Impacts of Autonomous Adaptations on the Hydrological Drought Under Climate Change Condition

Monday, 15 December 2014: 2:25 PM
Taikan Oki1, Yusuke Satoh1, Yadu N Pokhrel2, Hyungjun KIM3 and Kei Yoshimura4, (1)The University of Tokyo, Tokyo, Japan, (2)Michigan State University, Department of Civil & Environmental Engineering, East Lansing, MI, United States, (3)The University of Tokyo, Tokyo, Japan, (4)AORI, Univ Tokyo, Chiba, Japan
Because of expected effects of climate changes on quantity and spatial distribution of available water resources, assessment of the changes in the balance between the demand and supply of water resources is critical for some regions. Historically, water deficiencies were overcome by planned water management such as dam regulation and irrigation. But only few studies have investigated the effect of anthropogenic factors on the risk of imbalance of water demand and supply under climate change conditions. Therefore, estimation of the potential deficiency in existing infrastructures under water-environment change is needed to support our society to adapt against future climate changes. This study aims to estimate the impacts of climate changes on the risk of water scarcity projected based on CMIP5 RCP scenarios and the efficiency of autonomous adaptation by anthropogenic water management, such as reservoir operation and irrigation using ground water. First, tendencies of the changes in water scarcity under climate change are estimated by an improved land surface model, which integrates natural water cycles and human activities. Second, the efficiencies of human-developed infrastructure are analyzed by comparing the naturalized and fully anthropogenic offline simulations.

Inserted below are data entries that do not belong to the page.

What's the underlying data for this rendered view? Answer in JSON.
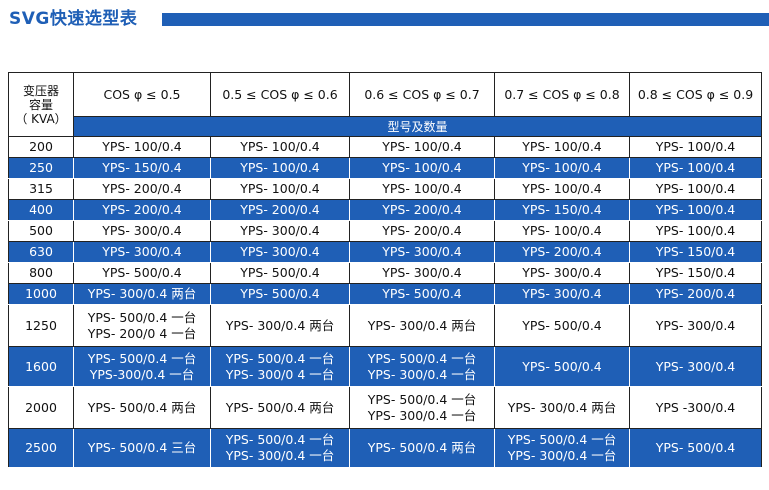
{
  "title": "SVG快速选型表",
  "header": {
    "capacity_label": [
      "变压器",
      "容量",
      "（ KVA）"
    ],
    "columns": [
      "COS φ ≤ 0.5",
      "0.5 ≤ COS φ ≤ 0.6",
      "0.6 ≤ COS φ ≤ 0.7",
      "0.7 ≤ COS φ ≤ 0.8",
      "0.8 ≤ COS φ ≤ 0.9"
    ],
    "subheader": "型号及数量"
  },
  "rows": [
    {
      "capacity": "200",
      "highlight": false,
      "cells": [
        [
          "YPS- 100/0.4"
        ],
        [
          "YPS- 100/0.4"
        ],
        [
          "YPS- 100/0.4"
        ],
        [
          "YPS- 100/0.4"
        ],
        [
          "YPS- 100/0.4"
        ]
      ]
    },
    {
      "capacity": "250",
      "highlight": true,
      "cells": [
        [
          "YPS- 150/0.4"
        ],
        [
          "YPS- 100/0.4"
        ],
        [
          "YPS- 100/0.4"
        ],
        [
          "YPS- 100/0.4"
        ],
        [
          "YPS- 100/0.4"
        ]
      ]
    },
    {
      "capacity": "315",
      "highlight": false,
      "cells": [
        [
          "YPS- 200/0.4"
        ],
        [
          "YPS- 100/0.4"
        ],
        [
          "YPS- 100/0.4"
        ],
        [
          "YPS- 100/0.4"
        ],
        [
          "YPS- 100/0.4"
        ]
      ]
    },
    {
      "capacity": "400",
      "highlight": true,
      "cells": [
        [
          "YPS- 200/0.4"
        ],
        [
          "YPS- 200/0.4"
        ],
        [
          "YPS- 200/0.4"
        ],
        [
          "YPS- 150/0.4"
        ],
        [
          "YPS- 100/0.4"
        ]
      ]
    },
    {
      "capacity": "500",
      "highlight": false,
      "cells": [
        [
          "YPS- 300/0.4"
        ],
        [
          "YPS- 300/0.4"
        ],
        [
          "YPS- 200/0.4"
        ],
        [
          "YPS- 100/0.4"
        ],
        [
          "YPS- 100/0.4"
        ]
      ]
    },
    {
      "capacity": "630",
      "highlight": true,
      "cells": [
        [
          "YPS- 300/0.4"
        ],
        [
          "YPS- 300/0.4"
        ],
        [
          "YPS- 300/0.4"
        ],
        [
          "YPS- 200/0.4"
        ],
        [
          "YPS- 150/0.4"
        ]
      ]
    },
    {
      "capacity": "800",
      "highlight": false,
      "cells": [
        [
          "YPS- 500/0.4"
        ],
        [
          "YPS- 500/0.4"
        ],
        [
          "YPS- 300/0.4"
        ],
        [
          "YPS- 300/0.4"
        ],
        [
          "YPS- 150/0.4"
        ]
      ]
    },
    {
      "capacity": "1000",
      "highlight": true,
      "cells": [
        [
          "YPS- 300/0.4 两台"
        ],
        [
          "YPS- 500/0.4"
        ],
        [
          "YPS- 500/0.4"
        ],
        [
          "YPS- 300/0.4"
        ],
        [
          "YPS- 200/0.4"
        ]
      ]
    },
    {
      "capacity": "1250",
      "highlight": false,
      "cells": [
        [
          "YPS- 500/0.4 一台",
          "YPS- 200/0 4 一台"
        ],
        [
          "YPS- 300/0.4 两台"
        ],
        [
          "YPS- 300/0.4 两台"
        ],
        [
          "YPS- 500/0.4"
        ],
        [
          "YPS- 300/0.4"
        ]
      ]
    },
    {
      "capacity": "1600",
      "highlight": true,
      "cells": [
        [
          "YPS- 500/0.4 一台",
          "YPS-300/0.4 一台"
        ],
        [
          "YPS- 500/0.4 一台",
          "YPS- 300/0 4 一台"
        ],
        [
          "YPS- 500/0.4 一台",
          "YPS- 300/0.4 一台"
        ],
        [
          "YPS- 500/0.4"
        ],
        [
          "YPS- 300/0.4"
        ]
      ]
    },
    {
      "capacity": "2000",
      "highlight": false,
      "cells": [
        [
          "YPS- 500/0.4 两台"
        ],
        [
          "YPS- 500/0.4 两台"
        ],
        [
          "YPS- 500/0.4 一台",
          "YPS- 300/0.4 一台"
        ],
        [
          "YPS- 300/0.4 两台"
        ],
        [
          "YPS -300/0.4"
        ]
      ]
    },
    {
      "capacity": "2500",
      "highlight": true,
      "cells": [
        [
          "YPS- 500/0.4 三台"
        ],
        [
          "YPS- 500/0.4 一台",
          "YPS- 300/0.4 一台"
        ],
        [
          "YPS- 500/0.4 两台"
        ],
        [
          "YPS- 500/0.4 一台",
          "YPS- 300/0.4 一台"
        ],
        [
          "YPS- 500/0.4"
        ]
      ]
    }
  ]
}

It was found that number of hydrological drought days will be increased and decreased in approximately 70 % and 24 % of global land, respectively, considering anthropogenic water management, however, they are approximately 82 % and 16 %, respectively, under naturalized condition without anthropogenic water management. The differences indicate how autonomous adaptation through anthropogenic water management can reduce the impacts of climate change. Also, adequate enhancement of infrastructure is necessary against expected water scarcity under climate change because such positive and negative effects of artificial water regulation show comparable impact on water scarcity risk to that of climate change in regions where human activity is significant, even if it is under the worst-case RCP8.5 scenario. More realistic assessment of the impacts of climate change on water resources and the cost estimation of how much economic investments are needed to maintain the current level of the risks of water scarcity are necessary.